Why do you like working for UNDP?

It has to do with contributing to a better and more just world…… helping the least fortunate…. I suppose our bottom line is not about the difference between earnings and costs.  Our bottom line, It is about giving those that traditionally have had less opportunity to see their children prosper, that opportunity. Also there is fact that every number of years I have the chance to live a new and different reality, with different cultures in a different setting and with different job challenges.


What’s the most memorable occasion when you saw the positive impact your work had on the people in the country where you’re based?

There are many from my previous posts. In the case of Chile the direct correlation between our work and the impact on the “people” is less obvious. This is a high middle income country where UNDP provides added value in terms of introducing and promoting “ideas” to the national debate on how to make it a better and more just country. One “idea” that UNDP introduced last year in Chile was the concept of “happiness” as the main purpose of development. In doing so, UNDP managed to “influence” how decision and policy makers view development. We received massive media coverage, all positive, and it gave UNDP a relevance to the national debate and to a certain extent, a seat at the table of policy making in Chile. Another example is helping Chile be a better “global neighbour” by assuming its responsibility as a high middle income country in terms of humanitarian assistance. Through a south-south project that UNDP manages with Chilean funds we have helped children in northern Mali, Syrian refugees in Egypt and Lebanon, and displaced populations of Central African Republic.

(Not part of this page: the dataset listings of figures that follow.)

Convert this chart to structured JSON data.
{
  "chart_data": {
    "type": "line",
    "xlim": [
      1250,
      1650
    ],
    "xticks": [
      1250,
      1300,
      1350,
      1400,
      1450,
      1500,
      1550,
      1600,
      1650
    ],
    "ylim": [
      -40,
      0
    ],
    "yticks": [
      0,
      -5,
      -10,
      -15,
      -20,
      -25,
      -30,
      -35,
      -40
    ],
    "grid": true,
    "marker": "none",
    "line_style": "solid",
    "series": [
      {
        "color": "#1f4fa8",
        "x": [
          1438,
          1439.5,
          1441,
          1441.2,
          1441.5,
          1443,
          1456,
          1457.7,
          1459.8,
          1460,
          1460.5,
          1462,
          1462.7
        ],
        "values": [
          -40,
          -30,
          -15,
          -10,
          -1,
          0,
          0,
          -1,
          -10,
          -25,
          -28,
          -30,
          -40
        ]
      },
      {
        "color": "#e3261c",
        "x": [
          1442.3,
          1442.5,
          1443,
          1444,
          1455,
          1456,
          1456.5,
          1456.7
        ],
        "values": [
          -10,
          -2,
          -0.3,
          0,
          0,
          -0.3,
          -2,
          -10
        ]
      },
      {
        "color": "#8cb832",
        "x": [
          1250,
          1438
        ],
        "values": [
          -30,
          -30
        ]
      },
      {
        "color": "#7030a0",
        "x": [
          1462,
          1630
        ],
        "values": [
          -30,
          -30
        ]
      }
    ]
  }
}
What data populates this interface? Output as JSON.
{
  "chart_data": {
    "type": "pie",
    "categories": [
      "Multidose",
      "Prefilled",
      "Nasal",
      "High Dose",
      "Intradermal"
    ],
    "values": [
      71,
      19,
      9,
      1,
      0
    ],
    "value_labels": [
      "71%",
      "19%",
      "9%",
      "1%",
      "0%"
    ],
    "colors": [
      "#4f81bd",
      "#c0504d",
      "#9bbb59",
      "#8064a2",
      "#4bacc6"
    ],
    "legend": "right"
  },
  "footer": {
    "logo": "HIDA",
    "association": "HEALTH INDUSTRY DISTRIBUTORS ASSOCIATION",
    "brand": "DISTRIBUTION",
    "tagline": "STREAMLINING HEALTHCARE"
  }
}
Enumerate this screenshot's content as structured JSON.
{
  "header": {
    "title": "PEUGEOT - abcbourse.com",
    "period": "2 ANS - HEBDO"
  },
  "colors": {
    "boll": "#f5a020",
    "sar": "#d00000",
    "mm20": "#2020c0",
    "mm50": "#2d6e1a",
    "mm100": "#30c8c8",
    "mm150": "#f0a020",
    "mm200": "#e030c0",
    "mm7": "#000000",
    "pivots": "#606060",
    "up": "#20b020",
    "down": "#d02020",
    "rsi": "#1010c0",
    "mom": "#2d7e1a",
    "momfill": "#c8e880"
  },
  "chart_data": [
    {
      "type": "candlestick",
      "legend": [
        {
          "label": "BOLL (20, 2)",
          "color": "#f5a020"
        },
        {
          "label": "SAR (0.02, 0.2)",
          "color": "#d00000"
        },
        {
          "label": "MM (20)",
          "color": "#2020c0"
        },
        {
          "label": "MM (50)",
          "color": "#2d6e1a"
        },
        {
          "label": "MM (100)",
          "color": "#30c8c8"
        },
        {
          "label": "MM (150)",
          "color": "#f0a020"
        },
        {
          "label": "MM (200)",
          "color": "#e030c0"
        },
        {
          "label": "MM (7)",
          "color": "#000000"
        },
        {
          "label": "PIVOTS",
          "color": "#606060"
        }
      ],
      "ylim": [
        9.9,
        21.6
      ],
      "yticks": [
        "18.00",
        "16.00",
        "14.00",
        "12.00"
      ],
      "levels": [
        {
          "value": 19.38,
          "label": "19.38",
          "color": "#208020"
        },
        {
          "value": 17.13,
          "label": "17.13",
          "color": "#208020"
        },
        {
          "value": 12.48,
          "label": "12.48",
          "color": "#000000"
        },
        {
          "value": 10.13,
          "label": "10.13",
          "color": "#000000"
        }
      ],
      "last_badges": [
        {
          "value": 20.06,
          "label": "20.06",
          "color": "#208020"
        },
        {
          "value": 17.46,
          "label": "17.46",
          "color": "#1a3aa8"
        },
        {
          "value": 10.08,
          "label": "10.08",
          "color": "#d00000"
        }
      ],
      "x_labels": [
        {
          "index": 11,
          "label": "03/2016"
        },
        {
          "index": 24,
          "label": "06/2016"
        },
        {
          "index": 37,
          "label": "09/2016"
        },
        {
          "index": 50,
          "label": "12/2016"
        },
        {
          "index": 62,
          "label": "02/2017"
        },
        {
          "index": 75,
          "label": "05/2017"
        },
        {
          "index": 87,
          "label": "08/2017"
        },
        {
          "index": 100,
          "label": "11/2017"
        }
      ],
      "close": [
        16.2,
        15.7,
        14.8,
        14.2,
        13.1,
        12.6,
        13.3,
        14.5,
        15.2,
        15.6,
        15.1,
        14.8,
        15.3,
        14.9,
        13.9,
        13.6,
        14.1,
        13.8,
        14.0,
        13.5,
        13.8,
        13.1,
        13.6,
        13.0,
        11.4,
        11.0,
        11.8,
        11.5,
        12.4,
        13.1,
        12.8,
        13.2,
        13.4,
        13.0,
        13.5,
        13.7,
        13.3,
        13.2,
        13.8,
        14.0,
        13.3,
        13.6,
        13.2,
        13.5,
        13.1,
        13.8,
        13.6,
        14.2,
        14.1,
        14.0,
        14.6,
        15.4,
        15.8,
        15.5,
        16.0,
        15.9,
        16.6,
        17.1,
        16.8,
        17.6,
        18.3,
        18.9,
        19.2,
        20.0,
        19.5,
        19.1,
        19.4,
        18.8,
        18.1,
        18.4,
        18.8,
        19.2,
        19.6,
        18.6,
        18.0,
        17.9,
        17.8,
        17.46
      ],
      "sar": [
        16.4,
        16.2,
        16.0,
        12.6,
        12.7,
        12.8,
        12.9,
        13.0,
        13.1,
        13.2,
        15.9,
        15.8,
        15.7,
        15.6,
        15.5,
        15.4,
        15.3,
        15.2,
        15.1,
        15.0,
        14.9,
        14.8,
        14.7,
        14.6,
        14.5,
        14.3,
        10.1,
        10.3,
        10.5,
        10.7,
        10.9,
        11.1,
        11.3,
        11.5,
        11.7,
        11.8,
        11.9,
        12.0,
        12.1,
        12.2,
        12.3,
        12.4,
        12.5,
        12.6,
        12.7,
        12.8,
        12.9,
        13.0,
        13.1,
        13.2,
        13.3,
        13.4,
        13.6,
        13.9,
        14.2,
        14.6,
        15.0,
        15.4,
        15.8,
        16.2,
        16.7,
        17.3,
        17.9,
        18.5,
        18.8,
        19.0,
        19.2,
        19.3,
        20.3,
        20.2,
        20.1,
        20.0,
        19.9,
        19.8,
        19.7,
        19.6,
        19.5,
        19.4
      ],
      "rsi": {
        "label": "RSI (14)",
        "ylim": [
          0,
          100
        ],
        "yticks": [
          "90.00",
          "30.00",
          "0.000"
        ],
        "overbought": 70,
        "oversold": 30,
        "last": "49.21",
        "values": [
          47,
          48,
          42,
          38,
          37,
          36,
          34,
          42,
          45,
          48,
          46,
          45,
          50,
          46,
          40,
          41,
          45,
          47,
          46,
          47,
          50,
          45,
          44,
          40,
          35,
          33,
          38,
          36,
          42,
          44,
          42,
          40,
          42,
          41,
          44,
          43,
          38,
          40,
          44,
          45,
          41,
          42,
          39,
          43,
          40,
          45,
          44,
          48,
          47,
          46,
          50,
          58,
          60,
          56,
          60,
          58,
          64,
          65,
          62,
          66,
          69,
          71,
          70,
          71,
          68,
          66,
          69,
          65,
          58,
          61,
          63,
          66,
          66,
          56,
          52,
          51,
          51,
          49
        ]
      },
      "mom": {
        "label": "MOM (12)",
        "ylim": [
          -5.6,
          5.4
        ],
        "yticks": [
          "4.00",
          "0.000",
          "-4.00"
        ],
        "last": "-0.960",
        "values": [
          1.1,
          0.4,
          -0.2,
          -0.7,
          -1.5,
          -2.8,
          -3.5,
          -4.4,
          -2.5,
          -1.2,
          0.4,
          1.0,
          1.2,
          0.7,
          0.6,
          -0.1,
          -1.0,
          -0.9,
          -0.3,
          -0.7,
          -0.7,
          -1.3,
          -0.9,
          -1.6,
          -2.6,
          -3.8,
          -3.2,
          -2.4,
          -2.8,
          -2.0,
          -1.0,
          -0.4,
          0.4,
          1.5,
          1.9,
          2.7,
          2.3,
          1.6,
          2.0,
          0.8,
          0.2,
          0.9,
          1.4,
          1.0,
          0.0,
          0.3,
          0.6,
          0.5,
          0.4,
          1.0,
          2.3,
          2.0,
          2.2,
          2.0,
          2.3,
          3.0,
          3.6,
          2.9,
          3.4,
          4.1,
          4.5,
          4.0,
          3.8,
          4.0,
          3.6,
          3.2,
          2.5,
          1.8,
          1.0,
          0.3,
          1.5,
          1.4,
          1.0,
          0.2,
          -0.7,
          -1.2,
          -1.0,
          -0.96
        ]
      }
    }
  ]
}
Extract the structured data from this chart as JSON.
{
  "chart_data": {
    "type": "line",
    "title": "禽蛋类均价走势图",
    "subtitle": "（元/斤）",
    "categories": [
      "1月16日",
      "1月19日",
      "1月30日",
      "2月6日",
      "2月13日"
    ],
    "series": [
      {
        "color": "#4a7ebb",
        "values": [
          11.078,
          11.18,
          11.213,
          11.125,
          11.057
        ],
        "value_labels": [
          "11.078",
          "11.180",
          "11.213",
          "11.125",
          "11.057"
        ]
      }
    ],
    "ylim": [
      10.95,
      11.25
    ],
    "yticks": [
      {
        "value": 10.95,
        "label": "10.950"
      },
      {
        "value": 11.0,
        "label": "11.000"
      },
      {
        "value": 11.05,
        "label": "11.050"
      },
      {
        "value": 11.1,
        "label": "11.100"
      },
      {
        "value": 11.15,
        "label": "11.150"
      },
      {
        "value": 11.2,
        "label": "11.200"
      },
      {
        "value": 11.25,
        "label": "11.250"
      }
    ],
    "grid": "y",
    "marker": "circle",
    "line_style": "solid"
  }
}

What are some of the challenges of working in a large international civil service organization like UNDP and how do you manage them?

The main challenge is at the same time one of the main attractions, namely, moving from country to country every few years, adapting to new cultures, new geographies, new work challenges but mostly a new reality for my family with new schools and friends for my children. Not creating roots in a single place is most definitely a challenge. Being far away from one’s parents is also a challenge.


What do you like to do when you are not at work?

Spend as much time with the family as possible. Help my boys with their homework is something that, curiously enough, I do enjoy.